A escassez de elementos como riqueza do teatro
Cena de Suit, espetáculo de Peter Brook apresentado na Cidade das Artes (Foto: Lenise Pinheiro)
Um trabalho como The Suit, atração da Cidade das Artes nas últimas quinta e sexta-feira, remete à experiência de Peter Brook com os atores do Centro Internacional de Pesquisa Teatral na África, na primeira metade da década de 1970. A conexão não se dá apenas por se tratar de um texto do escritor sul-africano Can Themba – um conto adaptado para o teatro por Mothobi Mutloatse e Barney Simon –, mas também pela prática de uma cena constituída por poucos objetos, concepção potencializada por Brook, não só nessa montagem (que integra o repertório da companhia desde 2011) como em diversas que atravessaram a sua carreira.

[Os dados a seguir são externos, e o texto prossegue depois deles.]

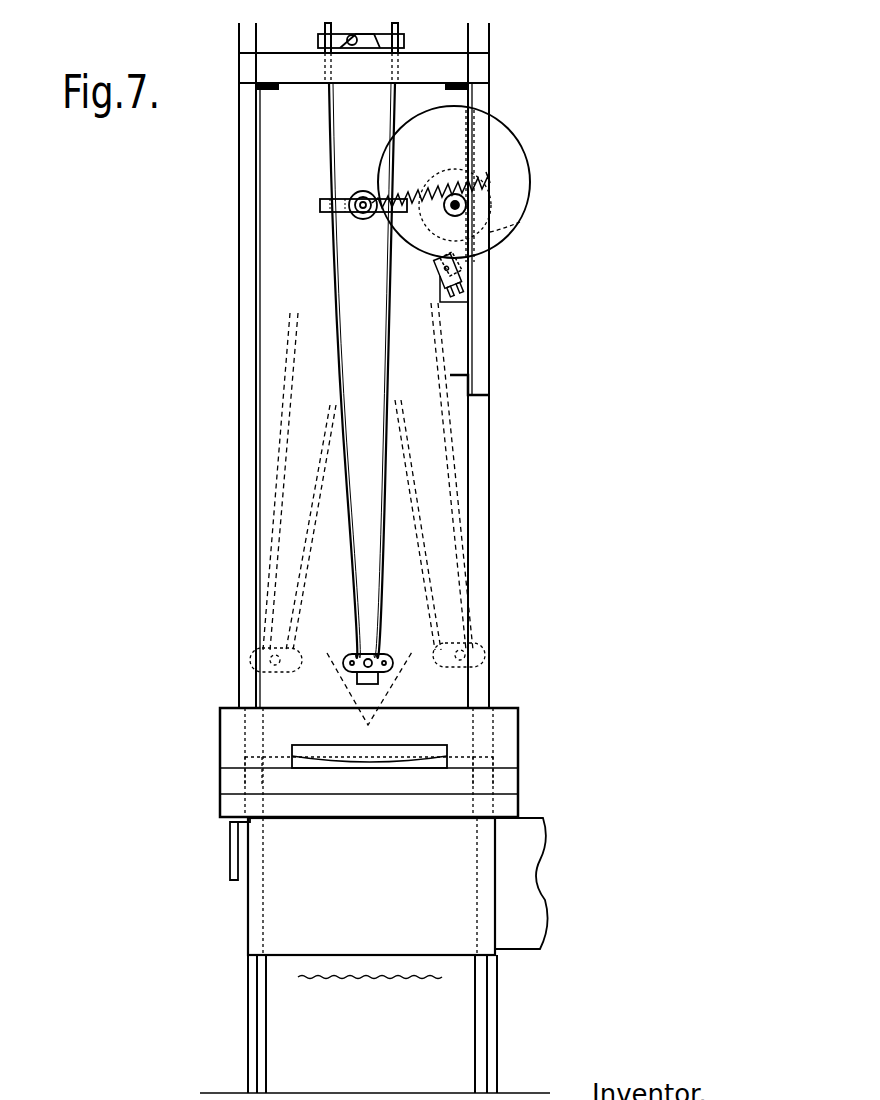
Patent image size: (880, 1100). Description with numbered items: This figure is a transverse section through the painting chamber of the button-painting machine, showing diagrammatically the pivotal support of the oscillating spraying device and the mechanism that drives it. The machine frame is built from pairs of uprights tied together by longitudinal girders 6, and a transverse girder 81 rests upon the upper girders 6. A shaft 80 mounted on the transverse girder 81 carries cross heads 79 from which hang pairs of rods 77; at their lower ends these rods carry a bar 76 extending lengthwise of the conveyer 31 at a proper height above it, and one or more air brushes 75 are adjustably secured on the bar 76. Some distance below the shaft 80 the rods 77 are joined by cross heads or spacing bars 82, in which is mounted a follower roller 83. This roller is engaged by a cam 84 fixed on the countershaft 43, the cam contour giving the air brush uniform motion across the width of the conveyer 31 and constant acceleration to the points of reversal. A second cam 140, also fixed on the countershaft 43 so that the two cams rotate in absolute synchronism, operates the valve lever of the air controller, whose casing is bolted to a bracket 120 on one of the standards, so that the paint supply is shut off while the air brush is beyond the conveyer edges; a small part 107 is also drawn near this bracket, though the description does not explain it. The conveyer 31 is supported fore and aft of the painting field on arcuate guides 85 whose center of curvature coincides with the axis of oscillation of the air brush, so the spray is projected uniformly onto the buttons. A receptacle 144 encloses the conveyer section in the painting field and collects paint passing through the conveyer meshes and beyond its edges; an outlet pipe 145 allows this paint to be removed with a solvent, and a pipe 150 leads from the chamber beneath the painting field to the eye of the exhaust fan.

The girders 6 is at (263, 86).
The conveyer 31 is at (375, 754).
The countershaft 43 is at (462, 204).
The air brush 75 is at (345, 686).
The bar 76 is at (374, 656).
The rods 77 is at (340, 380).
The cross heads 79 is at (381, 45).
The shaft 80 is at (320, 44).
The transverse girder 81 is at (427, 57).
The cross heads or spacing bars 82 is at (342, 218).
The follower roller 83 is at (362, 190).
The cam 84 is at (522, 143).
The arcuate guides 85 is at (408, 764).
The pawl 107 is at (460, 265).
The bracket 120 is at (464, 272).
The cam 140 is at (520, 222).
The receptacle 144 is at (508, 734).
The outlet pipe 145 is at (229, 854).
The pipe 150 is at (528, 872).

Assinado em parceria por Peter Brook, Marie-Hélène Estienne e Franck Krawczyk, o espetáculo se impõe pelo minimalismo. Bastante despojada, a cenografia tem como elementos principais algumas cadeiras coloridas. Na contramão da grandiosidade, a montagem valoriza as presenças dos atores. Essa proposta de teatro realça a ligação entre Peter Brook e outro encenador, Jerzy Grotowski, que, por meio do conceito de Teatro Pobre, defendeu uma cena destituída de quaisquer adereços supérfluos, centrada na relação entre ator e espectador. É claro que não se pode perder de vista determinadas especificidades (Grotowski acreditava na interação de alma para alma entre um ator e um espectador), mas Brook comprovou que a riqueza do teatro reside na sua escassez ao viajar pela África realizando apresentações em que os atores não falavam a língua dos espectadores, a iluminação era a luz do sol e o cenário, tão-somente um tapete para delimitar a área de atuação.
A natureza sintética, comedida, da encenação (a Grande Sala da Cidade das Artes certamente não é o espaço mais adequado para receber uma montagem como essa, que pede dimensão reduzida, mais concentrada) vem à tona através de criações de alta qualidade, a julgar pela importância e, ao mesmo tempo, sutil dosagem da trilha sonora (os músicos Jay Phelps, Harry Sankey e Danny Wallington permanecem no palco) e pelo expressivo emprego da cor na iluminação de Philippe Vialatte. Não se deve deixar de destacar os desempenhos dos atores (Cherise Adams-Burnnet, dona de bela voz, Jared McNeill e Ery Nzaramba), que transitam com organicidade entre a interpretação dos personagens e a narração, sem a preocupação de demarcar a passagem de um plano para o outro, para contar a dolorosa história de Philomen e Matilda a partir do momento em que ele descobre que ela tem um amante e mantém o casamento, mas em cotidiano no qual a necessidade de vingança (simbolizada pelo terno do título) se sobrepõe à capacidade de perdoar.